Rafael Espinosa / Alejado de la ciudad vivía un hombre solitario. Con esfuerzo había comprado muebles que acomodaba a su gusto. Un día encontró casi vacío su modesto hogar; le habían robado. Era un ermitaño capaz de superar cualquier adversidad con su paciencia inquebrantable.
Sin
lamentar la situación, trabajó para comprarse nuevamente sus enseres
colocándolos con tal pulcritud mejor que como estaba antes.
Una
tarde encontró abierta la puerta de su choza y al pasar por su patio arreglado
con plantas y flores de ornato, descubrió que otra vez le habían robado. Su
ropa regada por todos lados, los trastos en el suelo, sin la televisión, la
estufa ni el cilindro de combustible para cocinar. Decidió reponer lo robado y
antes de irse al trabajo resolvió dejar la puerta abierta con un mensaje en
papel sobre la mesa.
“No
sé quién seas. Te doy la oportunidad de que uses mis cosas pero no te las
lleves. Siempre me voy a las ocho de la mañana y regreso a las cuatro de la
tarde, por si acaso te disgusta encontrarnos”.
Esa
tarde, Ponciano cuando cruzó el patio con la tranquilidad de un rumiante hacia
su corral, se detuvo bajo el dintel de la puerta y observó todo en su sitio.
Hizo un gesto de alivio.
Sobre
la mesa había una respuesta en el papel que había dejado.
“Es
muy gentil de su parte”, respondió el desconcido procurando modales
morigerados.
Ponciano
caminó hacia la cocina y se encontró un omelet caliente en la sartén. Pensó en
comérselo, sin embargo, por desconfianza, lo tiró en el jardín. Las hormigas
hicieron un festín sin dejar rastros.
A
la mañana siguiente, Ponciano volvió a dejar abierta la puerta y escribió:
“Agradezco su amabilidad, pero no me gusta el omelet”.
“No
se preocupe, las hormigas seguramente descansan con el vientre abultado y
tendrán comida hasta el invierno”, respondió el desconocido en un papel sobre
la mesa.
Con
el tiempo, Ponciano se acostumbró a esta monotonía de compartir con libertad el
mismo techo con el desconocido. No obstante, un día, amaneció enfermo y no fue
a trabajar.
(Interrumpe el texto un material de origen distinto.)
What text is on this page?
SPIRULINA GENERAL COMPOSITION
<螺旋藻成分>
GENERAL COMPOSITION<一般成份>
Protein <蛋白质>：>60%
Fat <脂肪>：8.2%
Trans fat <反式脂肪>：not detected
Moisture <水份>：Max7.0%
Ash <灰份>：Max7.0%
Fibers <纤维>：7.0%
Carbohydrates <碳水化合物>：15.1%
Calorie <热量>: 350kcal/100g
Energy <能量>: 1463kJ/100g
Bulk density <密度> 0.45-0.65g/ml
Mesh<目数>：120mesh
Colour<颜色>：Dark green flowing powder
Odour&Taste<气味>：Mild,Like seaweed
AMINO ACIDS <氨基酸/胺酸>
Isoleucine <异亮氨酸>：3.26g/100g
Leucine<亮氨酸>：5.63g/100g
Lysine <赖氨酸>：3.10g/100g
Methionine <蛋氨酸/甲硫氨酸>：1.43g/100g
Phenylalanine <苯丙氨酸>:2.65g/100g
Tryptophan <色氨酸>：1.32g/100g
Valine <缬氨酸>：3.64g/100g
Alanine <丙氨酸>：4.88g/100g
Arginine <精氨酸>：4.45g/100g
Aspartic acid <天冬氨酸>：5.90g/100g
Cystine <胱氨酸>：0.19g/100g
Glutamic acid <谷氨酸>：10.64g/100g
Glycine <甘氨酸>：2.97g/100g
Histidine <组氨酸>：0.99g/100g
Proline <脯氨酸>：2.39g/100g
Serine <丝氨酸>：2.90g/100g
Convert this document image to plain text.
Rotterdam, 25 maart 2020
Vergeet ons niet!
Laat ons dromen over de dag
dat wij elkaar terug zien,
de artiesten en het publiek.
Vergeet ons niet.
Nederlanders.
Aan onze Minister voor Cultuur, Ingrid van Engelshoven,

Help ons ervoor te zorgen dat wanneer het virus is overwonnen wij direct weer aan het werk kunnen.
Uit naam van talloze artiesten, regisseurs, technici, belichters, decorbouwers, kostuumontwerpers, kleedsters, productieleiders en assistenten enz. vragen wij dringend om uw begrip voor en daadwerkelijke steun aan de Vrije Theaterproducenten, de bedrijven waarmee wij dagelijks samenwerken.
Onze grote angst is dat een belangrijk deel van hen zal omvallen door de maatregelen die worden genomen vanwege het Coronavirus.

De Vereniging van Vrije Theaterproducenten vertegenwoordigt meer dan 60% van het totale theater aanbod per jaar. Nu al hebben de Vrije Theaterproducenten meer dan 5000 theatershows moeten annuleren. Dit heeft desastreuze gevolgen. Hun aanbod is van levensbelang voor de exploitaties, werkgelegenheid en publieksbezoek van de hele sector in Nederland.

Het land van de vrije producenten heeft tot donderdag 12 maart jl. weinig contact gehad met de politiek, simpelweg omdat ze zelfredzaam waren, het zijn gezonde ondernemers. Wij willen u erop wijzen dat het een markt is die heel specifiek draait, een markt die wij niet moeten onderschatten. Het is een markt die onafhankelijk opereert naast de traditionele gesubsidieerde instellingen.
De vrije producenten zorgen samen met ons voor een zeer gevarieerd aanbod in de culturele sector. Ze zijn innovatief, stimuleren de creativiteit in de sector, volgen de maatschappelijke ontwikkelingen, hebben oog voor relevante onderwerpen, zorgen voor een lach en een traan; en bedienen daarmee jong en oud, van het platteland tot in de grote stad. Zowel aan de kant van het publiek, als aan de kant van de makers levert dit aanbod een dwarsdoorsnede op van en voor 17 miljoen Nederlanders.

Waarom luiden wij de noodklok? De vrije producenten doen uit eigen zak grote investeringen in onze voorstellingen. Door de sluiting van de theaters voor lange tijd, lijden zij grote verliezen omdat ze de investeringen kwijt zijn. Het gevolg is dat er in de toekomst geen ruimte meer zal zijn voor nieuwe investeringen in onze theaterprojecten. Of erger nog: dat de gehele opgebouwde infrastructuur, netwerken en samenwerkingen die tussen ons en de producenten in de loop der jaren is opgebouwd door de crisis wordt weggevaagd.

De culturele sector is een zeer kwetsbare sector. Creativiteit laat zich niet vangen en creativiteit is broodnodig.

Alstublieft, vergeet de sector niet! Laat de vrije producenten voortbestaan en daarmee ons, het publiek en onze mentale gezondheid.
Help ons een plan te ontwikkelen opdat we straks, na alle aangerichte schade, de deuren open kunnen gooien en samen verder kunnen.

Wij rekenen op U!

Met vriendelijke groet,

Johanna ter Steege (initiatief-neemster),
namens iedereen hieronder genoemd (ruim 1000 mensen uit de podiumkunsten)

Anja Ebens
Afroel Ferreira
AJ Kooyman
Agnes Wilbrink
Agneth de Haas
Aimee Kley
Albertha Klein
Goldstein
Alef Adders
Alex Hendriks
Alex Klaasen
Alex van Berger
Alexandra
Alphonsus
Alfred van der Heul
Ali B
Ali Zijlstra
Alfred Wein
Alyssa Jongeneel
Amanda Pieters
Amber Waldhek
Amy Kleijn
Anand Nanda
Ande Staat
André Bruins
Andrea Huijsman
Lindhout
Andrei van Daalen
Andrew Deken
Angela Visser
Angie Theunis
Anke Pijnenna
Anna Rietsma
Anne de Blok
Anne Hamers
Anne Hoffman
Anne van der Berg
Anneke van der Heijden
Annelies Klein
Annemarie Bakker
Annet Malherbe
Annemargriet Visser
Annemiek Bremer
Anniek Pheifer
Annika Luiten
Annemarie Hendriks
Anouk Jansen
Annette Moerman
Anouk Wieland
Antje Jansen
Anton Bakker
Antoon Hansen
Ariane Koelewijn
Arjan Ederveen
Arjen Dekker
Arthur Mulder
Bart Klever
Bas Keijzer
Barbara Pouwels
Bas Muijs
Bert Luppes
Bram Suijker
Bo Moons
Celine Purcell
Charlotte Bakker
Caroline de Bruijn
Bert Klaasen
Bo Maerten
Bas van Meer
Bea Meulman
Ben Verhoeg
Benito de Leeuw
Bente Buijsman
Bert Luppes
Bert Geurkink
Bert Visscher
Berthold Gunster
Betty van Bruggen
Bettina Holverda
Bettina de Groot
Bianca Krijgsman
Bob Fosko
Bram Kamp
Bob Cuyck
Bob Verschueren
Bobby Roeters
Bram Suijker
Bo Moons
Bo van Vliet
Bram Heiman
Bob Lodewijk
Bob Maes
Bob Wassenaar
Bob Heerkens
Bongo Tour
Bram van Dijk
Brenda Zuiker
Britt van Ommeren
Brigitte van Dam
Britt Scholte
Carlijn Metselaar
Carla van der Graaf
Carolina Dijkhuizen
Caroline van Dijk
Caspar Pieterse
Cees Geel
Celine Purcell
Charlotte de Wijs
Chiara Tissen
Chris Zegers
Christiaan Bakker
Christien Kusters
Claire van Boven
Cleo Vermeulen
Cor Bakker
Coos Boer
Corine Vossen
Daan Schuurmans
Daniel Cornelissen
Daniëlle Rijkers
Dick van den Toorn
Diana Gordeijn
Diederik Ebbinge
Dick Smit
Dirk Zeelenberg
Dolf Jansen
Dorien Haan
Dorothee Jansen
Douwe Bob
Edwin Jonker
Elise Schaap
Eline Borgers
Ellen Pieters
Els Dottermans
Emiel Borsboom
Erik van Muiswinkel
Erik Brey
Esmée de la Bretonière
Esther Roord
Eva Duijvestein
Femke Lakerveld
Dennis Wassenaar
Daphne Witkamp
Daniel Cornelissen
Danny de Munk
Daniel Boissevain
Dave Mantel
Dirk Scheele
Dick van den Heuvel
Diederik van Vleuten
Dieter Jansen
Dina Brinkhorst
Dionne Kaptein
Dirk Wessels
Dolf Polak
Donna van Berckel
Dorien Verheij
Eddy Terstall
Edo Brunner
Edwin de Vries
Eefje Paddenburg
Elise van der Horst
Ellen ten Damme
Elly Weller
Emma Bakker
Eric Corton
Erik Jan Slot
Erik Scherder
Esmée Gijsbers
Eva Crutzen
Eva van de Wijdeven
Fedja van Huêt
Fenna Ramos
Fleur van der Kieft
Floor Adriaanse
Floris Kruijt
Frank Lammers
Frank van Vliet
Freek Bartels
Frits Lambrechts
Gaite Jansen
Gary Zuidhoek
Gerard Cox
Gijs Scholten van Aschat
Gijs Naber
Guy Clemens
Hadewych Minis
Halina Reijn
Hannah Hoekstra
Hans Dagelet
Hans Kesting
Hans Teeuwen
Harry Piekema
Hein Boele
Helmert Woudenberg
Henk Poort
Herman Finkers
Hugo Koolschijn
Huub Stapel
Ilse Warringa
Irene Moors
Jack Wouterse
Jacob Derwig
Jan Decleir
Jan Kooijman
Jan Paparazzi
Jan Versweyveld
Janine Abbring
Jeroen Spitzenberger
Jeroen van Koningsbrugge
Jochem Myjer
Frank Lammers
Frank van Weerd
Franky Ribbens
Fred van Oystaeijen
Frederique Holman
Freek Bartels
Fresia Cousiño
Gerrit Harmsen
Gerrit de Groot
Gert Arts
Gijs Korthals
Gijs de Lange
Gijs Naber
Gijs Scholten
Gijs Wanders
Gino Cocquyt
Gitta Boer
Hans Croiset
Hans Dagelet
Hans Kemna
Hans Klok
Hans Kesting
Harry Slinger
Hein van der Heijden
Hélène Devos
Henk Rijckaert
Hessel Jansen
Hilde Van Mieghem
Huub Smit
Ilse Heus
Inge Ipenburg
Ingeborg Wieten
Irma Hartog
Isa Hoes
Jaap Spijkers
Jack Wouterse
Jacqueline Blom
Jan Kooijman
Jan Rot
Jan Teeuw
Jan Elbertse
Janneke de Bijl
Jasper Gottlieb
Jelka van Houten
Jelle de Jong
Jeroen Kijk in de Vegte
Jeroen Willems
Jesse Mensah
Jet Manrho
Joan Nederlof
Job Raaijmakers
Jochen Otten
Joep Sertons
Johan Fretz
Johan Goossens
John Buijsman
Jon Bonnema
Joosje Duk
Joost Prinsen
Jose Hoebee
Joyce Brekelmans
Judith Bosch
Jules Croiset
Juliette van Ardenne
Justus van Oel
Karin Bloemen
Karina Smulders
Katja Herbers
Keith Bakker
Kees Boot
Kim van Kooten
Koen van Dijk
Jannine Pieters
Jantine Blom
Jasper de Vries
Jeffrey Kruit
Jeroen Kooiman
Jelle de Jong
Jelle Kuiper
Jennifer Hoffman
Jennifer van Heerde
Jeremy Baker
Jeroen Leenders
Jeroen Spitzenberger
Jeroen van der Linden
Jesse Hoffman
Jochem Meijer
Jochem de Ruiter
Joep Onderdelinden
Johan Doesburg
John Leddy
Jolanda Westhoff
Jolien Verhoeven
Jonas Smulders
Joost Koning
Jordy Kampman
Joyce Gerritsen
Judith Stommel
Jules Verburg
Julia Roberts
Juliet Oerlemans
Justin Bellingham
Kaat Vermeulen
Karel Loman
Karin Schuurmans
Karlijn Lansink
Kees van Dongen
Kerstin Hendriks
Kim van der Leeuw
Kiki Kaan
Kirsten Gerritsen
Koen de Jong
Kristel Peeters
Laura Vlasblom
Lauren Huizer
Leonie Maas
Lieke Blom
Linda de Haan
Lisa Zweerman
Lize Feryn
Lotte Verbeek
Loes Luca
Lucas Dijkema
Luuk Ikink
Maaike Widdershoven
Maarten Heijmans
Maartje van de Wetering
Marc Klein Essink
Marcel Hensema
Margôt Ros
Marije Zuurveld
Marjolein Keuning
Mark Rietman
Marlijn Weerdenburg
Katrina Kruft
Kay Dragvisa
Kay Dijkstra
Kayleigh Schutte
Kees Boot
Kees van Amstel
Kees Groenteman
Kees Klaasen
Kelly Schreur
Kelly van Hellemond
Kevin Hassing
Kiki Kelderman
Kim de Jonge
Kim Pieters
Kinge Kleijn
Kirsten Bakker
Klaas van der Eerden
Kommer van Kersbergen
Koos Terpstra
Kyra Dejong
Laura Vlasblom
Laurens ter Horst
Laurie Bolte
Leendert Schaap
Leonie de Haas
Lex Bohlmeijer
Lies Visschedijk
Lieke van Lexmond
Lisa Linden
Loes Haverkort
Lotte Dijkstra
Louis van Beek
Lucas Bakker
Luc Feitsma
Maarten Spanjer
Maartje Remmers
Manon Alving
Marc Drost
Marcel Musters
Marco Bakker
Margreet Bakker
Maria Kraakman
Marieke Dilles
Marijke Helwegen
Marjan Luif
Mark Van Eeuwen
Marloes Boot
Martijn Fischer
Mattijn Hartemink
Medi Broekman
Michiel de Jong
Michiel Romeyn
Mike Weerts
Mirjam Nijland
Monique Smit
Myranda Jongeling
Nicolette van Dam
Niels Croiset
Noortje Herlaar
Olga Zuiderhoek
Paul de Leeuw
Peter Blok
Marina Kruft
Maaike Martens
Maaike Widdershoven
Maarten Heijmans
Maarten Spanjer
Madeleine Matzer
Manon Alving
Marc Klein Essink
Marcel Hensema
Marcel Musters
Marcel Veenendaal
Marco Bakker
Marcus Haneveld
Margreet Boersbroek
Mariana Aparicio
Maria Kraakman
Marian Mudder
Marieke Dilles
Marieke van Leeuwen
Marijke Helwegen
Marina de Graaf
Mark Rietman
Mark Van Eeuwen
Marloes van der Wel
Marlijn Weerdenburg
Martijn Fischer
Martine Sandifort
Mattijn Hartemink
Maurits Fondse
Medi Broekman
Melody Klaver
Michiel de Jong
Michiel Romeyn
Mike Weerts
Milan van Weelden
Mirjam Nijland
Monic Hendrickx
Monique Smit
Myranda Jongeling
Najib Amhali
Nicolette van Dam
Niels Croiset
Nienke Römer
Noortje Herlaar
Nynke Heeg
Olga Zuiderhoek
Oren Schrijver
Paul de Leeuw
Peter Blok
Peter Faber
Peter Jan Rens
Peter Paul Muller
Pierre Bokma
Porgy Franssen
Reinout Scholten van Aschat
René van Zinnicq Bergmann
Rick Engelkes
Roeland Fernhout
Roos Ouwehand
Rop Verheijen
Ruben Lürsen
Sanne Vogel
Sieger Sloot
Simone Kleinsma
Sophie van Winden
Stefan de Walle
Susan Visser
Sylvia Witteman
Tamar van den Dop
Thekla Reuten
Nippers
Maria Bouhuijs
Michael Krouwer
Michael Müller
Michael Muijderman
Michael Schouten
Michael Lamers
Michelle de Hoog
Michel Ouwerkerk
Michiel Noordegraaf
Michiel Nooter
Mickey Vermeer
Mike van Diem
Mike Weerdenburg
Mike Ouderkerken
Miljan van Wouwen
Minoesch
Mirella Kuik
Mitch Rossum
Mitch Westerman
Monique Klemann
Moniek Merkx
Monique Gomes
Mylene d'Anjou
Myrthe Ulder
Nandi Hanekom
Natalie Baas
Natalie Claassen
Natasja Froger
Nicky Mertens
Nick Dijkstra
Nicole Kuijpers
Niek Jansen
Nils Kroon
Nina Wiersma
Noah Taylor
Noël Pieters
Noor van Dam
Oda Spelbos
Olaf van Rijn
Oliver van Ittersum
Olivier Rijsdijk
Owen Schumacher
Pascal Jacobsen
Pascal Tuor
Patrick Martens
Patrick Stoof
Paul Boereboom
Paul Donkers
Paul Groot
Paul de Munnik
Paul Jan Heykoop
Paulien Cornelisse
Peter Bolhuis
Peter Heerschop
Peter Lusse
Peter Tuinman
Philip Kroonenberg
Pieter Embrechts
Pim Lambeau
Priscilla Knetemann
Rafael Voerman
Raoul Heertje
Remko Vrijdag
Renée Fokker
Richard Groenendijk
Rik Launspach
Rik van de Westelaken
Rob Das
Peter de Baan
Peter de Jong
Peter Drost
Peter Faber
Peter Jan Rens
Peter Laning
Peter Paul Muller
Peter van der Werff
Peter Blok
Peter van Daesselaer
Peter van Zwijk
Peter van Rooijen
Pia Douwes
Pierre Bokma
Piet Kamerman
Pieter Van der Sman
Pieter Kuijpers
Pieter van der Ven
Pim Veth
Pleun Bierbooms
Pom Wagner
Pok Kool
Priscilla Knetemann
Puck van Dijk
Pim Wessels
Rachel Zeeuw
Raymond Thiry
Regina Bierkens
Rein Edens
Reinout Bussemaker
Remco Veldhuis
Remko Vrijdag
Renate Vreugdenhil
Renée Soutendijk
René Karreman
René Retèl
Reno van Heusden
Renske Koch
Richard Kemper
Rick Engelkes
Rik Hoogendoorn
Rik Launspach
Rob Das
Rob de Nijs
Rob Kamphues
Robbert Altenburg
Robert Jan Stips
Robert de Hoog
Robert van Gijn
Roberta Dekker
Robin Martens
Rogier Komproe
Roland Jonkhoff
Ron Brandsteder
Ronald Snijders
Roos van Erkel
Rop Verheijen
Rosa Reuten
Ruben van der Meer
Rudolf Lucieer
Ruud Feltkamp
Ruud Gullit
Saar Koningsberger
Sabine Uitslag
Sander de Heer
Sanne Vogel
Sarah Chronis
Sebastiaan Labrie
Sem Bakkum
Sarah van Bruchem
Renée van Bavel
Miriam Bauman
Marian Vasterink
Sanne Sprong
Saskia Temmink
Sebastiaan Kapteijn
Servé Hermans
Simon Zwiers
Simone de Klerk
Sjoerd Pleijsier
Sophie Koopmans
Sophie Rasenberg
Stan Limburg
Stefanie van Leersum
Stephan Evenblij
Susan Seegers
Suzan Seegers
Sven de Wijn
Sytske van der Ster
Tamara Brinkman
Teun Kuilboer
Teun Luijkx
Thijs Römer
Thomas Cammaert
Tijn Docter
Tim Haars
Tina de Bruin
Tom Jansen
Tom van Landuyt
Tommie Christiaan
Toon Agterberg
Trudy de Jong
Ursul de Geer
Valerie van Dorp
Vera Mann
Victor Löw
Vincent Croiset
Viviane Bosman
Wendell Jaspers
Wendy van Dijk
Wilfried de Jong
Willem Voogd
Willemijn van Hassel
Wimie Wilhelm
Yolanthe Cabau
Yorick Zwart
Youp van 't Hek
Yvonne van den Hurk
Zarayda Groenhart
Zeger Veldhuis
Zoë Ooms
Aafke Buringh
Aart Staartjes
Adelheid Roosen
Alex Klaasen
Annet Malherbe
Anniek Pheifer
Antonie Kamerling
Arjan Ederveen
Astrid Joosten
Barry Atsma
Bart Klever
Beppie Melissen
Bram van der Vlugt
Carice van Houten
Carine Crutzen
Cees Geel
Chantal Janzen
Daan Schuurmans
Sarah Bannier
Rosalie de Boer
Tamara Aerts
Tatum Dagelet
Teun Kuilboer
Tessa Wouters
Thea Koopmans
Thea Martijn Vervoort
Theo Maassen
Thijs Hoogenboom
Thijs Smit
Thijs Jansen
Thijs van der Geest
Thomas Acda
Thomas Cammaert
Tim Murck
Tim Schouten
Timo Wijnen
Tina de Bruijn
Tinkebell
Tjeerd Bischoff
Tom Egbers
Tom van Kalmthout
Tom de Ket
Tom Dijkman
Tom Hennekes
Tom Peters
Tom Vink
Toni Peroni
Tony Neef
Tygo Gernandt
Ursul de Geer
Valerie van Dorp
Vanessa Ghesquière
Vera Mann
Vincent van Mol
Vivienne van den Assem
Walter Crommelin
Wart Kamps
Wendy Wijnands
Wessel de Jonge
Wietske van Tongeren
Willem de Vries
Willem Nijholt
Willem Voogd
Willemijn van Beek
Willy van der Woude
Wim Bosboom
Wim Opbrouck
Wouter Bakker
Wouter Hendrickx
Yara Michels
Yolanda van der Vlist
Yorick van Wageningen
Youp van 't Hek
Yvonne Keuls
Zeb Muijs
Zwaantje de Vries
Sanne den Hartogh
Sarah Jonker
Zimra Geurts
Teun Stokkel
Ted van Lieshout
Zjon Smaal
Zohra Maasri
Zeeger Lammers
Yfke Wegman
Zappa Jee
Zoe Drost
Al advenedizo se le hizo extraño encontrar la puerta cerrada, se
paseaba por el patio hasta que decidió violar el picaporte.
El
suave sonido de sus pasos se detuvo en la sala y en medio de aquel silencio
sepulcral, el extraño miraba hacia todos lados.
Ambos
sentían el temor de que se hicieran daño en el encuentro, sin embargo, Ponciano
estaba indispuesto como para incorporarse de su lecho y defenderse de cualquier
ataque.
―¿Quién
anda ahí? ―sonó la voz de Ponciano, mezclada con estertores, detrás de la
cortina que dividía la sala de su cama.
El
desconocido sintió alivio al notar que se trataba de un hombre de edad. Se
animó a caminar y apartar con precaución la cortina. Inefable fue el asombro
que ambos experimentaron al verse cara a cara.
Eladio
sintió una descarga galvánica que estuvo a punto de caerse al tiempo que soltó
la cortina. Con el rostro contrito bajó la mirada, mientras que Ponciano
expresó con asombró.
―¡Hijo!
¿Eres tú, Eladio? ―.
Se
formó un silencio.
―Yo…
―titubeó―, no sabía que era tu casa ―dijo al fin.
―No
te apures hijo; pasa ―le invitó haciendo un esfuerzo por la tos que lo
agobiaba.
Eladio
corrió la cortina y se hincó ante el lecho de Ponciano.
―Perdóname
padre; yo… ―intentaba hablar mientras que le rodaban lágrimas sobre las
mejillas.
―No
me des explicaciones, hijo, tenías 15 años cuando te fuiste de casa y desde esa
vez no supe más de ti ―lo estrechó sobre su pecho con ternura y Eladio
correspondió con temblorosos suspiros.